Quanto al regime comune il segreto dei ministri di culto trova, innanzitutto, tutela all’interno dell’art. 200 c.p.p.: “non possono essere obbligati a deporre su quanto hanno conosciuto per ragione del proprio ministero, ufficio o professione, salvi i casi in cui hanno l’obbligo di riferirne all’autorità giudiziaria: i ministri di confessioni religiose, i cui statuti non contrastino con l’ordinamento giuridico italiano”.
A tutela della funzione ministeriale svolta si riconosce, così, in capo ai ministri di culto delle confessioni religiose i cui statuti non contrastino con l’ordinamento giuridico italiano il diritto di astenersi dal deporre.
Ciò non toglie, però, che qualora il giudice abbia “motivo di dubitare che la dichiarazione resa da tali persone per esimersi dal deporre sia infondata, provvede agli accertamenti necessari. Se risulta infondata, ordina che il testimone deponga”.
Il dettato dell’art. 200 c.p.p. trova poi applicazione anche in sede civile per effetto del rinvio operato dall’art. 249 c.p.c.
Quanto sin qui osservato va integrato con l’art. 622 c.p. ove si stabilisce che “chiunque, avendo notizia, per ragione del proprio stato o d’ufficio, o della propria professione od arte, di un segreto, lo rivela, senza giusta causa, ovvero lo impiega a proprio o altrui profitto, è punito, se dal fatto può derivare nocumento, con la reclusione fino ad 1 anno o con la multa da lire sessantamila e un milione”.
Viene così condannata tanto la condotta di chi utilizza il segreto di cui è depositario a vantaggio suo o di terzi, quanto quella di chi rivela un’informazione riservata senza una giusta causa.
Il tutto senza che si configuri necessariamente un pregiudizio di natura patrimoniale.

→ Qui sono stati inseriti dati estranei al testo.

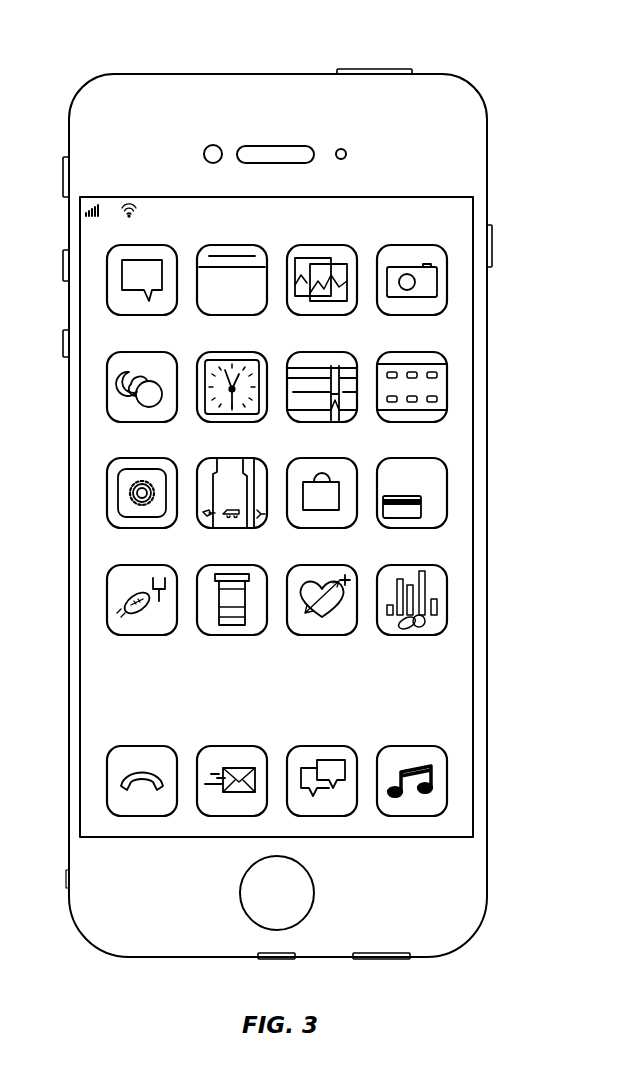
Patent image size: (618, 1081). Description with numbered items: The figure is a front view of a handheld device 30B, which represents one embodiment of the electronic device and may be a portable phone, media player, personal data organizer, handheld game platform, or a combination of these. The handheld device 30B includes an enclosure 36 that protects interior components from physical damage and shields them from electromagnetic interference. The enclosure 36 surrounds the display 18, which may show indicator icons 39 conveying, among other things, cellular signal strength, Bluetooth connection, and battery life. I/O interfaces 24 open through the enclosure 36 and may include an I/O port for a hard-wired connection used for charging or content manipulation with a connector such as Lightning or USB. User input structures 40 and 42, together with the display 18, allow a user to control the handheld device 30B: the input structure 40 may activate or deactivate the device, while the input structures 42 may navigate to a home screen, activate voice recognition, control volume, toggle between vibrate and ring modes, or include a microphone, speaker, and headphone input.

The handheld device 30B is at (275, 511).
The enclosure 36 is at (487, 157).
The input structure 40 is at (371, 69).
The input structures 42 is at (62, 177).
The display 18 is at (303, 504).
The indicator icons 39 is at (130, 202).
The I/O interfaces 24 is at (277, 960).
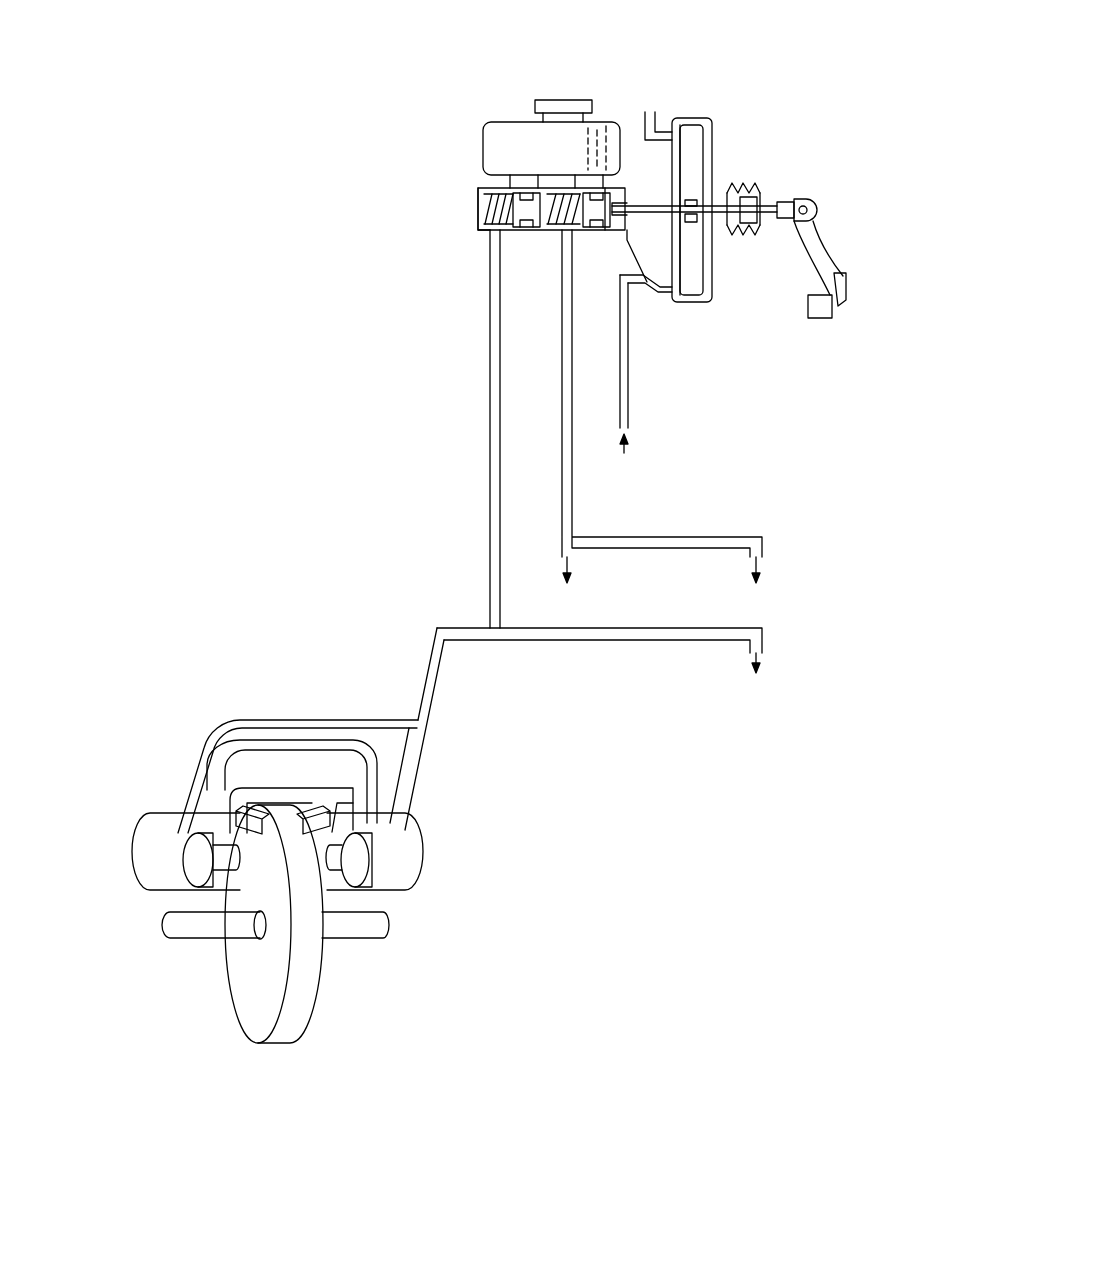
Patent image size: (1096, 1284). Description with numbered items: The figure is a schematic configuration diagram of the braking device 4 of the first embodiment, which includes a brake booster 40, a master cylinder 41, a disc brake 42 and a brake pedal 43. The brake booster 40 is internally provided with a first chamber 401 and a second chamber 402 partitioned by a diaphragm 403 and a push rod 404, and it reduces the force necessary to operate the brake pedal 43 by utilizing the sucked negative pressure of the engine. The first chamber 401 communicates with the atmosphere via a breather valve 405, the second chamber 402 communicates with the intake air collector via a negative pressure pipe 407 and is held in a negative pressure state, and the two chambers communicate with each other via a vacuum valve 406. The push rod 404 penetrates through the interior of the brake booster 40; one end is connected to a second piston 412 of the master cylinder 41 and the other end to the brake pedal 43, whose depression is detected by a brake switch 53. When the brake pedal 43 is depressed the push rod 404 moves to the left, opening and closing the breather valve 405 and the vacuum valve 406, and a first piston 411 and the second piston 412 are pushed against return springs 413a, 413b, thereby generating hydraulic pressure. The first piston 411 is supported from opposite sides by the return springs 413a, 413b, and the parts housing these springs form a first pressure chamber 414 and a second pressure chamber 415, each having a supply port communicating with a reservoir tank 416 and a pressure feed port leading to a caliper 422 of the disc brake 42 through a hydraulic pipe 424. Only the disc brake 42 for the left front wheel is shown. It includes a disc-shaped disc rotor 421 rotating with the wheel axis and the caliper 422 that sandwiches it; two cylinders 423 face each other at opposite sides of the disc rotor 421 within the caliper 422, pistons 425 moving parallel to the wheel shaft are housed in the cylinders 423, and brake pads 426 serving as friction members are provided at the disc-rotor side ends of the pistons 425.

The braking device 4 is at (796, 80).
The brake booster 40 is at (711, 108).
The master cylinder 41 is at (480, 180).
The disc brake 42 is at (177, 704).
The brake pedal 43 is at (817, 252).
The brake switch 53 is at (818, 318).
The first chamber 401 is at (698, 273).
The second chamber 402 is at (655, 273).
The diaphragm 403 is at (682, 140).
The push rod 404 is at (645, 206).
The breather valve 405 is at (747, 186).
The vacuum valve 406 is at (700, 203).
The negative pressure pipe 407 is at (630, 400).
The first piston 411 is at (527, 218).
The second piston 412 is at (600, 230).
The return spring 413a is at (478, 205).
The return spring 413b is at (585, 212).
The first pressure chamber 414 is at (487, 230).
The second pressure chamber 415 is at (557, 220).
The reservoir tank 416 is at (518, 122).
The disc rotor 421 is at (307, 1027).
The caliper 422 is at (140, 822).
The cylinder 423 is at (160, 874).
The hydraulic pipe 424 is at (563, 318).
The piston 425 is at (190, 855).
The brake pad 426 is at (263, 803).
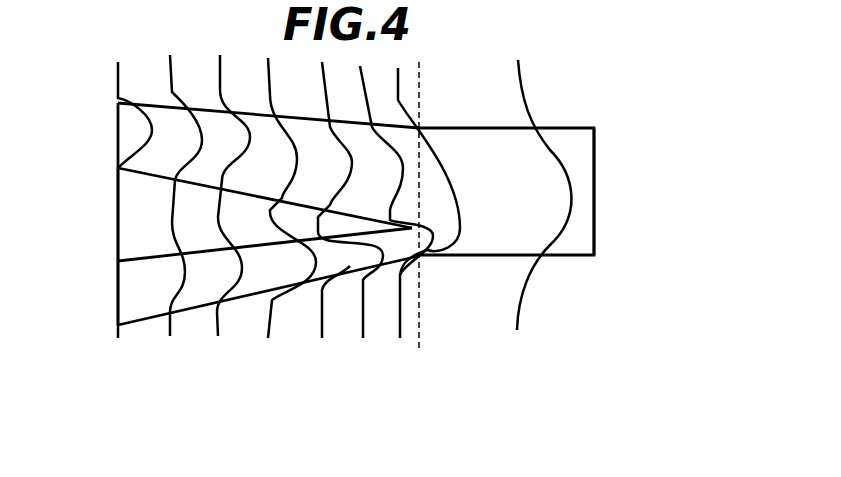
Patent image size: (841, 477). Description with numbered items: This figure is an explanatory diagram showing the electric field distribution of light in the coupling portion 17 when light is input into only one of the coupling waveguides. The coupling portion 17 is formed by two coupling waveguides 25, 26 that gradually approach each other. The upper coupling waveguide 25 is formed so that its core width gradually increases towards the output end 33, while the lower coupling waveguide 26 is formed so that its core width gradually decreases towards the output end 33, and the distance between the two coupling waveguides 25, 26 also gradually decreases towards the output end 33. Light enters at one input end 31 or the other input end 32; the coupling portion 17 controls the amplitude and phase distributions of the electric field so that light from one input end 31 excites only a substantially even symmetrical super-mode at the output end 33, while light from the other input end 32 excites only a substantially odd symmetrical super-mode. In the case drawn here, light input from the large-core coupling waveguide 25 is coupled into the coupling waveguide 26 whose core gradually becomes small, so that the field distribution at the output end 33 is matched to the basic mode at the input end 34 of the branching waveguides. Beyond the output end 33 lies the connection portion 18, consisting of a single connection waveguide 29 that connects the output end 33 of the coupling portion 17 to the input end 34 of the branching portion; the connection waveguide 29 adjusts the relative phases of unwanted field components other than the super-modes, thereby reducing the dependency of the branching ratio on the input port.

The coupling portion 17 is at (118, 372).
The connection portion 18 is at (590, 372).
The coupling waveguide 25 is at (274, 124).
The coupling waveguide 26 is at (198, 293).
The connection waveguide 29 is at (572, 135).
The input end 31 is at (117, 118).
The input end 32 is at (118, 302).
The output end 33 is at (420, 173).
The input end 34 is at (597, 187).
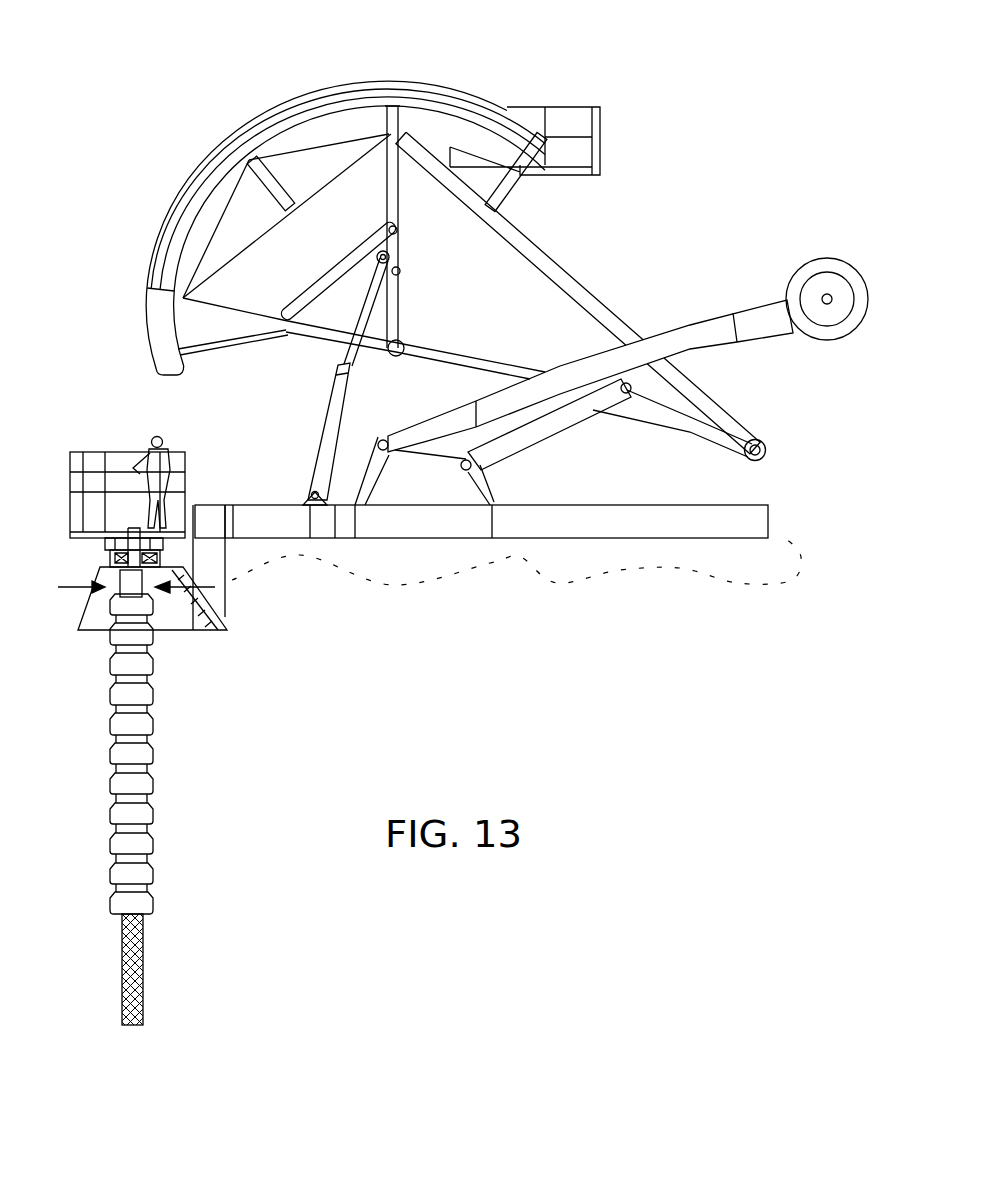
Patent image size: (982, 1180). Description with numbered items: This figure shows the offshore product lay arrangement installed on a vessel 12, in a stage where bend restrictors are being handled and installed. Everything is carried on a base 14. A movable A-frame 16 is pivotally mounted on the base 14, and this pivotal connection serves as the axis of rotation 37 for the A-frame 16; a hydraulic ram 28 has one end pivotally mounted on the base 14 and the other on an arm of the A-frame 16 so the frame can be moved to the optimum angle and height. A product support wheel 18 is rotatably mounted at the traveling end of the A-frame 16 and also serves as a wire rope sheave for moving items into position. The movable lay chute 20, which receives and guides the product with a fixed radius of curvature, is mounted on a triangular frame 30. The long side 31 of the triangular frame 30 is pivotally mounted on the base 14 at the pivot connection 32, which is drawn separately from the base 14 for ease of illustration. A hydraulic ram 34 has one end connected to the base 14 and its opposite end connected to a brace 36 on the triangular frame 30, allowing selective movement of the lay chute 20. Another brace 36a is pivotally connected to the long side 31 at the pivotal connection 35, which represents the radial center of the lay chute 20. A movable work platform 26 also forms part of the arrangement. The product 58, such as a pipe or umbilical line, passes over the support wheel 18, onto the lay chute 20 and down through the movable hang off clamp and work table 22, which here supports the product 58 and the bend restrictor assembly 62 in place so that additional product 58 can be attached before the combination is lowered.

The vessel 12 is at (414, 574).
The base 14 is at (625, 506).
The A-frame 16 is at (687, 325).
The product support wheel 18 is at (850, 260).
The movable lay chute 20 is at (355, 84).
The movable hang off clamp and work table 22 is at (62, 555).
The movable work platform 26 is at (610, 178).
The hydraulic ram 28 is at (550, 437).
The triangular frame 30 is at (546, 250).
The long side 31 is at (433, 350).
The pivot connection 32 is at (766, 452).
The hydraulic ram 34 is at (335, 395).
The pivotal connection 35 is at (400, 360).
The brace 36 is at (347, 257).
The brace 36a is at (388, 187).
The axis of rotation 37 is at (389, 448).
The product 58 is at (143, 977).
The bend restrictor assembly 62 is at (180, 738).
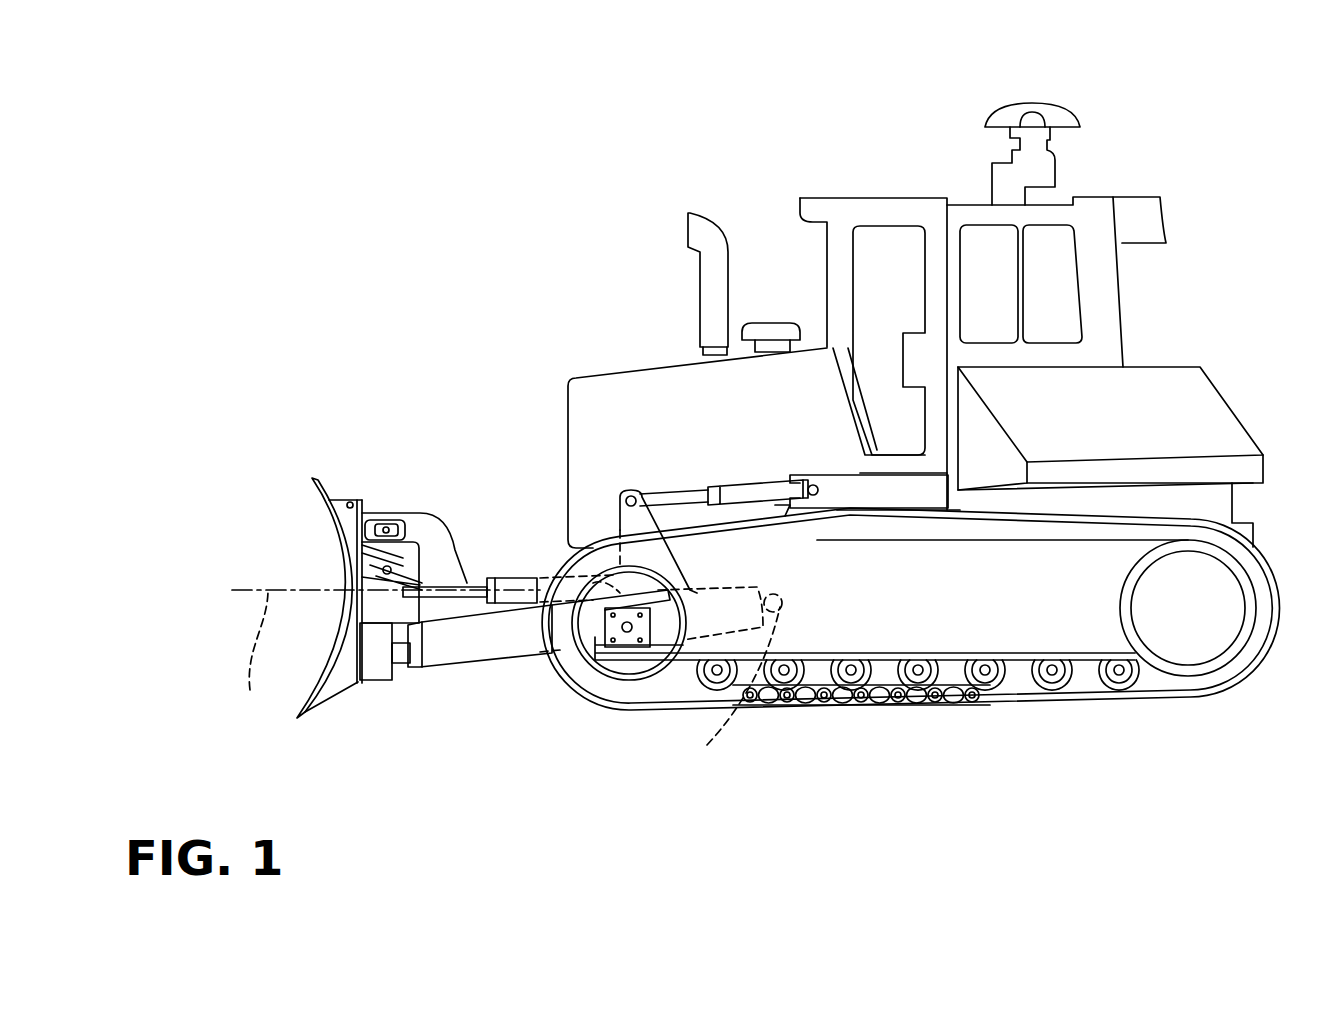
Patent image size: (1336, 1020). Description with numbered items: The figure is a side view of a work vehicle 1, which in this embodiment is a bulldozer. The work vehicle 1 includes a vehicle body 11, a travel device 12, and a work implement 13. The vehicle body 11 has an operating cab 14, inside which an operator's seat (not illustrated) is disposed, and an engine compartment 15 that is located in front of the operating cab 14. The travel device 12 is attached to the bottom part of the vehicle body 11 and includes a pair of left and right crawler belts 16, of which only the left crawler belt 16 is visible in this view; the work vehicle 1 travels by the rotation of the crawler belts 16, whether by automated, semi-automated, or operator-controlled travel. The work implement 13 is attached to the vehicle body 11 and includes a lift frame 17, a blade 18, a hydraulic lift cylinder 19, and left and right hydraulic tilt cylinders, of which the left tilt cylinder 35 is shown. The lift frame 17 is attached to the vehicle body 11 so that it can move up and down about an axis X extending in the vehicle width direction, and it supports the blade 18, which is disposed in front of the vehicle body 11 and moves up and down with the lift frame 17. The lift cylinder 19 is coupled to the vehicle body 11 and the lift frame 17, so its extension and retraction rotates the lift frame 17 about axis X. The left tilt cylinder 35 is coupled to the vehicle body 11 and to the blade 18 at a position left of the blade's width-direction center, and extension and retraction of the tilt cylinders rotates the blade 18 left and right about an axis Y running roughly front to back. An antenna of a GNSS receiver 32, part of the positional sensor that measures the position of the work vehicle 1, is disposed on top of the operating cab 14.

The work vehicle 1 is at (371, 184).
The vehicle body 11 is at (652, 281).
The travel device 12 is at (1166, 719).
The work implement 13 is at (437, 453).
The operating cab 14 is at (843, 210).
The engine compartment 15 is at (768, 385).
The crawler belt 16 is at (1035, 717).
The lift frame 17 is at (497, 653).
The blade 18 is at (345, 546).
The hydraulic lift cylinder 19 is at (745, 493).
The GNSS receiver 32 is at (1020, 110).
The left hydraulic tilt cylinder 35 is at (517, 580).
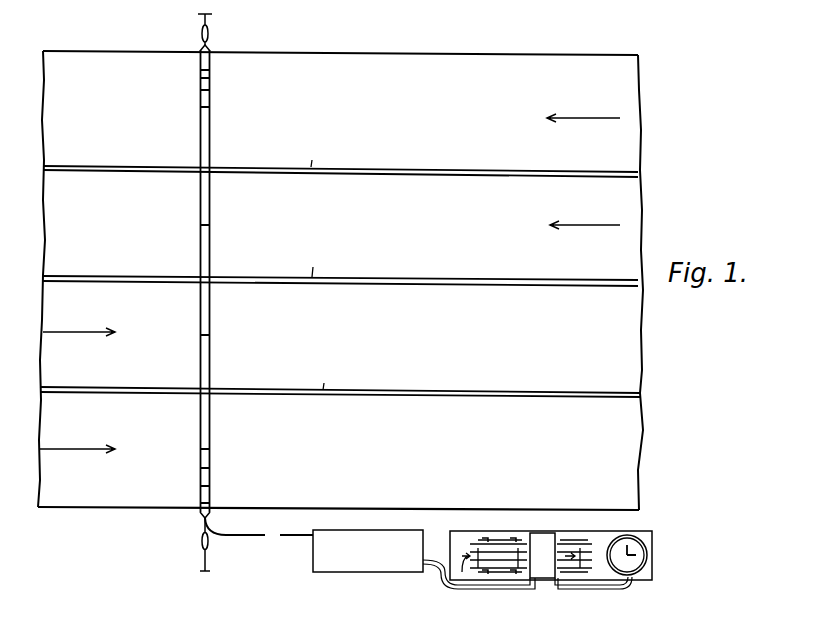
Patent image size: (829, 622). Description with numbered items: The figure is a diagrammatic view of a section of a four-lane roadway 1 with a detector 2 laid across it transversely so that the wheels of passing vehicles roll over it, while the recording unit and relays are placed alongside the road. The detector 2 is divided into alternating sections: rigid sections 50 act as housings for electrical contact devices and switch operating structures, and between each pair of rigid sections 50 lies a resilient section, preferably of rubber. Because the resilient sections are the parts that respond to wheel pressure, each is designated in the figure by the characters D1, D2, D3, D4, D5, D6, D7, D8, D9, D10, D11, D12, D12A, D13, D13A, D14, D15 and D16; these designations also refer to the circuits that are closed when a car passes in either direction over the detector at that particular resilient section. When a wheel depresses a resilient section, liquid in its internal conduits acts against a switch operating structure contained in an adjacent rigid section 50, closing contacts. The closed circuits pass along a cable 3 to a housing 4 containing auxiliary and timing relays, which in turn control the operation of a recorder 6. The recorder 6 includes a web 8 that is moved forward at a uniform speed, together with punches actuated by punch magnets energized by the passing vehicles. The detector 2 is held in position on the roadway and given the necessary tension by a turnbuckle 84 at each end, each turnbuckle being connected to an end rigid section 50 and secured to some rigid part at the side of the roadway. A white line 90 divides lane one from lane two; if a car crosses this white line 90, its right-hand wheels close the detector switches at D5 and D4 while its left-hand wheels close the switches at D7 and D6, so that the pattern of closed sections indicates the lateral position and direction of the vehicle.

The four-lane roadway 1 is at (639, 92).
The detector 2 is at (223, 130).
The cable 3 is at (249, 540).
The housing 4 is at (346, 579).
The recorder 6 is at (548, 594).
The web 8 is at (470, 556).
The rigid sections 50 is at (200, 107).
The turnbuckle 84 is at (200, 543).
The white line 90 is at (319, 267).
The resilient section D1 is at (212, 64).
The resilient section D2 is at (212, 79).
The resilient section D3 is at (212, 96).
The resilient section D4 is at (200, 146).
The resilient section D5 is at (212, 146).
The resilient section D6 is at (200, 199).
The resilient section D7 is at (231, 201).
The resilient section D8 is at (200, 249).
The resilient section D9 is at (212, 249).
The resilient section D10 is at (212, 309).
The resilient section D11 is at (200, 309).
The resilient section D12 is at (212, 360).
The resilient section D13 is at (200, 360).
The resilient section D12A is at (212, 421).
The resilient section D13A is at (200, 421).
The resilient section D14 is at (200, 461).
The resilient section D15 is at (200, 477).
The resilient section D16 is at (200, 494).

Mentre l’art. 200 c.p.p. sancisce il diritto dei ministri di culto di astenersi dal deporre su quanto appreso in ragione del proprio ministero; l’art. 622 c.p. tutela il soggetto che si è confidato con il ministro stesso.
Conviene soffermarsi ancora un istante sulle norme appena citate per individuare la ratio sottesa all’istituto del segreto dei ministri di culto.
Alla necessità di tutelare la libertà religiosa del fedele che si affida al ministro di culto si aggiunge quella di quest’ultimo di vedere garantito il libero esercizio del proprio ministero; esigenza che si fa particolarmente pregnante quando il ministro di culto è tenuto al rispetto del segreto dall’ordinamento confessionale di appartenenza.
È ciò che avviene, ad esempio, con riferimento all’ordinamento canonico per quanto appreso dal sacerdote durante il sacramento della confessione; segreto rispetto al quale anche l’autorizzazione alla rivelazione data dal titolare dello stesso non è di per sé stessa sufficiente a legittimare la condotta del ministro di culto che in caso di violazione del sigillo sacramentale incorre nella scomunica.